GSA 2020 Connects Online

Paper No. 79-15
Presentation Time: 5:15 PM

LEARNING TO IDENTIFY LARGE FOSSILS USING DEEP CONVOLUTIONAL NEURAL NETWORKS


HATAYA, Ryuichiro, Department of Information Science and Technology, The University of Tokyo, Yayoi, Bunkyo, Tokyo, 113-8657, Japan, MATSUI, Kumiko, The Kyushu University Museum, Kyushu University, 6-10-1, Hakozaki, Higashi, Fukuoka, 812-8581, Japan and KARASAWA, Tomoki, the Mikasa City Museum, Ikushumbetsu Nishiki-cho 1-212-1, Mikasa, 0682111, Japan

Automation of intellectual labor has been a dream of humans, and a part of it is getting accomplished by Artificial Intelligence. Computer vision using Deep Convolutional Neural Networks (CNNs) is the most important driving force behind this trend. CNN-based methods achieve near-human or even super-human performance on various image recognition tasks by learning how to process data directly from raw data, e.g., image pixels. These methods assist human experts in a variety of fields, including medical image analysis. Similar to analyzing medical images, identifying large fossils is intellectual labor, but only the specialists of the specific taxon can identify them correctly.

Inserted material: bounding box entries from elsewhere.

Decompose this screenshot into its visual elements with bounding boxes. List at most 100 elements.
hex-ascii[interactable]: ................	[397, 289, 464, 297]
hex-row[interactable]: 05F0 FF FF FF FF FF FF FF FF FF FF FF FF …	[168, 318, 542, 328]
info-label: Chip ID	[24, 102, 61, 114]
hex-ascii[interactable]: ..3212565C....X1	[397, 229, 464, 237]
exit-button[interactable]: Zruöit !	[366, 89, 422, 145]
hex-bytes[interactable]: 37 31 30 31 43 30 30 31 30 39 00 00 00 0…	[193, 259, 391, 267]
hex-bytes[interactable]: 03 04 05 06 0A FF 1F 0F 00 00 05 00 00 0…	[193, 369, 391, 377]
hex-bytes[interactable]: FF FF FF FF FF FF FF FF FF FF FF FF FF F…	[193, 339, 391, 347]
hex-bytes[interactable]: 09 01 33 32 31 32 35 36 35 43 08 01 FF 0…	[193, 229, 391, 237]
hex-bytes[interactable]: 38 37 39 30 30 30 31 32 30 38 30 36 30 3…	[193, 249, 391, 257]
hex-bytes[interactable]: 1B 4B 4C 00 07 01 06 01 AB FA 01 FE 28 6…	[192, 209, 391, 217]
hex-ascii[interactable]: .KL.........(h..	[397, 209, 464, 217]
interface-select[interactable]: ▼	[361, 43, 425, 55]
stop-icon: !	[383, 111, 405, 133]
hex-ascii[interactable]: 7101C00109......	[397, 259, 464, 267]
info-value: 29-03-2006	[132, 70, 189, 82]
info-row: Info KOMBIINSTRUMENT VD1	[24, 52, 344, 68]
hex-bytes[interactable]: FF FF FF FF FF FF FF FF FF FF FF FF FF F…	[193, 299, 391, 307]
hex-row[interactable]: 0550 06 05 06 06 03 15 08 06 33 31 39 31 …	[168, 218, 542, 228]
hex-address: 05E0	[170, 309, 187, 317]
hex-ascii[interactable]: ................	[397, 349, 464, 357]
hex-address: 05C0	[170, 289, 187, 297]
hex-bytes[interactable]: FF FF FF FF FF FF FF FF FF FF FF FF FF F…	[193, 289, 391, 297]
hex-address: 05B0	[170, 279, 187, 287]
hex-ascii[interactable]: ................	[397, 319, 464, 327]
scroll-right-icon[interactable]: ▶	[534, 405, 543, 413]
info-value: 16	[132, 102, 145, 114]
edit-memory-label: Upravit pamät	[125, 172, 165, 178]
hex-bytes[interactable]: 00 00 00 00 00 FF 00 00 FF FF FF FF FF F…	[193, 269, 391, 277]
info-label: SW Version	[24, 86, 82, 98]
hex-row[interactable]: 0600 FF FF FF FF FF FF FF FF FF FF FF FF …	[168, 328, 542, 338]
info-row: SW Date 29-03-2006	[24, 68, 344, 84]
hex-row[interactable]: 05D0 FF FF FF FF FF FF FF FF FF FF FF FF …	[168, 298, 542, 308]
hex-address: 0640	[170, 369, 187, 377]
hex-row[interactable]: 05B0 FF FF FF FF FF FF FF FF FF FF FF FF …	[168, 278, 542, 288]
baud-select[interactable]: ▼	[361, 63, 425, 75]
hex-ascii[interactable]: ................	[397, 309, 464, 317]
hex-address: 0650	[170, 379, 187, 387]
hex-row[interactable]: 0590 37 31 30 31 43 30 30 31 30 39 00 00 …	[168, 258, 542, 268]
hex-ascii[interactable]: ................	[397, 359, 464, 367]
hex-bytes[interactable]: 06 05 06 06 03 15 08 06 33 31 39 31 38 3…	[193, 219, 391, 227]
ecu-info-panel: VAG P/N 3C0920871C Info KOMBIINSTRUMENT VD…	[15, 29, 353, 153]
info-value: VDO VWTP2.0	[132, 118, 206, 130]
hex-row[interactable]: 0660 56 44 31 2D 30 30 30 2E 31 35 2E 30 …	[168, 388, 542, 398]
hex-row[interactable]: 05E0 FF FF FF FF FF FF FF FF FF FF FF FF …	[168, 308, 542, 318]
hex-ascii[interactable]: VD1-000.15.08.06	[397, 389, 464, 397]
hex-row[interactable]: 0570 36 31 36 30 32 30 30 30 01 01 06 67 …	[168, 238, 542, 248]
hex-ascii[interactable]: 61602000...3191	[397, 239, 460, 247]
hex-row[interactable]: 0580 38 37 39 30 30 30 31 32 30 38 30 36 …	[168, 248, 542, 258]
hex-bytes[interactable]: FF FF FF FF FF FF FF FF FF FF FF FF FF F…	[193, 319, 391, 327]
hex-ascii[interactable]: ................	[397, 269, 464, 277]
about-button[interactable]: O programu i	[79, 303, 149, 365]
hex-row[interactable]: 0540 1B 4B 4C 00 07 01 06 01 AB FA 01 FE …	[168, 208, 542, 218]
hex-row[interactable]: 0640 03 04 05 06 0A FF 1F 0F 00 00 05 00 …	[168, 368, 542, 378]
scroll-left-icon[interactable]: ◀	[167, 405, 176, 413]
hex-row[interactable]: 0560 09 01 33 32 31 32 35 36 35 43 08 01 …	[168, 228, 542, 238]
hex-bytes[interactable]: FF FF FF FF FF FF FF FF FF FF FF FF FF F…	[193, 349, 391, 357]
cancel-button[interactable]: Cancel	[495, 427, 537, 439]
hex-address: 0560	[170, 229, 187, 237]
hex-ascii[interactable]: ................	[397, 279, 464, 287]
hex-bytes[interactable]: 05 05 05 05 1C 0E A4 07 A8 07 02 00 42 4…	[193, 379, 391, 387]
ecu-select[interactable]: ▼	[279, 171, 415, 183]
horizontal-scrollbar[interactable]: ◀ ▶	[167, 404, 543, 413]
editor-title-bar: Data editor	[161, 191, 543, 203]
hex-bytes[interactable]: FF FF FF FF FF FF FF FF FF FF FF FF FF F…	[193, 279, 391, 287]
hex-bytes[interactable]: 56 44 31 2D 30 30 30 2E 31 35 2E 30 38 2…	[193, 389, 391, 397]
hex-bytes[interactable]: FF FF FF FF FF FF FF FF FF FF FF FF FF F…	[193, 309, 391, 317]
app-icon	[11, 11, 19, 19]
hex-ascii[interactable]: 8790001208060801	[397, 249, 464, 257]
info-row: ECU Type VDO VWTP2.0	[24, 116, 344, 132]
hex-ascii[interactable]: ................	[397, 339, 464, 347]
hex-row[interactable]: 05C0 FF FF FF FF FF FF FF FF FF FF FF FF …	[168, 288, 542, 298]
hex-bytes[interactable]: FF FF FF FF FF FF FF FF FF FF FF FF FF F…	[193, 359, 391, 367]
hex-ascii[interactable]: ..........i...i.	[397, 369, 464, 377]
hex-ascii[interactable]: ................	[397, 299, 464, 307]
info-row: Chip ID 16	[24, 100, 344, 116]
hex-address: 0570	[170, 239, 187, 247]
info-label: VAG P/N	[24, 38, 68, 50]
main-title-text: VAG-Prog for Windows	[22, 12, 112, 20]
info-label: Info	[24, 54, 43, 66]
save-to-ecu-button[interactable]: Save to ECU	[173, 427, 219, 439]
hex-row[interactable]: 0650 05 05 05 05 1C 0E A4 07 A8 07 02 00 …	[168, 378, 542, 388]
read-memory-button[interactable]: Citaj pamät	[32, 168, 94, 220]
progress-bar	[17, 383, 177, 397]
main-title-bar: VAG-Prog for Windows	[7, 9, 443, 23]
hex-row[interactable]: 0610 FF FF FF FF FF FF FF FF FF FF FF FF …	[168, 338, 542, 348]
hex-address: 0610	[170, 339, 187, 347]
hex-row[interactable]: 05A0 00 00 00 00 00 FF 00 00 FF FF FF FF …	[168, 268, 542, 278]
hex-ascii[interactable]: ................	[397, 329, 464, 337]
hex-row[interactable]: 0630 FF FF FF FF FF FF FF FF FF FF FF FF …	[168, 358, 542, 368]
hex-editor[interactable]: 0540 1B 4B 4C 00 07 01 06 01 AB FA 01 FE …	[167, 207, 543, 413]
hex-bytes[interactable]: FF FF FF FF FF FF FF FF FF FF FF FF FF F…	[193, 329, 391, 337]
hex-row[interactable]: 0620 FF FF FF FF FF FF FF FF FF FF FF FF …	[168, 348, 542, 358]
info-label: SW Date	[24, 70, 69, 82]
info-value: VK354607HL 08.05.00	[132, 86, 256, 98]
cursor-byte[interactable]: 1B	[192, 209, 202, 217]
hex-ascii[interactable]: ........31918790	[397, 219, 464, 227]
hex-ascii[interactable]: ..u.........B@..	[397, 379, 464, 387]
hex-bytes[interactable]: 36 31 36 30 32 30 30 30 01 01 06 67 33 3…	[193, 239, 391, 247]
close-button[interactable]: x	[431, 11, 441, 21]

An extinct bivalves clade of Inoceramidae is abundant from the upper Cretaceous in Japan. More than 450 occurrences of inoceramids (paleoDB Feb.2020) were reported from Japan. These inoceramids belong to more than four genera and six subgenera, and more than 50 species. These inoceramids are favorable for index fossils because almost all of these species have a short stratigraphic range. The diagnostic features of inoceramids are not limited to a specific region or structure in each shell. These features are not defined quantitatively. Because of these reasons, it takes long years of practice with experienced mentors to learn the skills in the identification of these fossils. As a result, the inoceramid taxonomy specialists are at risk of "extinction" in Japan. Indeed, only one or two active researcher(s) is (are) engaged in classification and systematics of inoceramids, despite the importance of inoceramids' identification. However, for most paleontologists, the identification of fossils is not the objective; instead, a "tool" for their research. Because of the difficulty of skill acquisition, these researchers cannot spare their time to learn the identification of inoceramids. There is a large gap between the "supply" and "demand" in the identification of inoceramids.

To overcome this situation, we propose to use CNNs to identify inoceramids. To this end, we collected 2D images of several species of Inoceramidae and trained CNN models to classify these images into their species correctly. Because the number of available specimens of fossils is limited, we also studied methods to virtually increase the amount of data for better classification accuracy. We also discuss the limitation of this approach and possible future direction.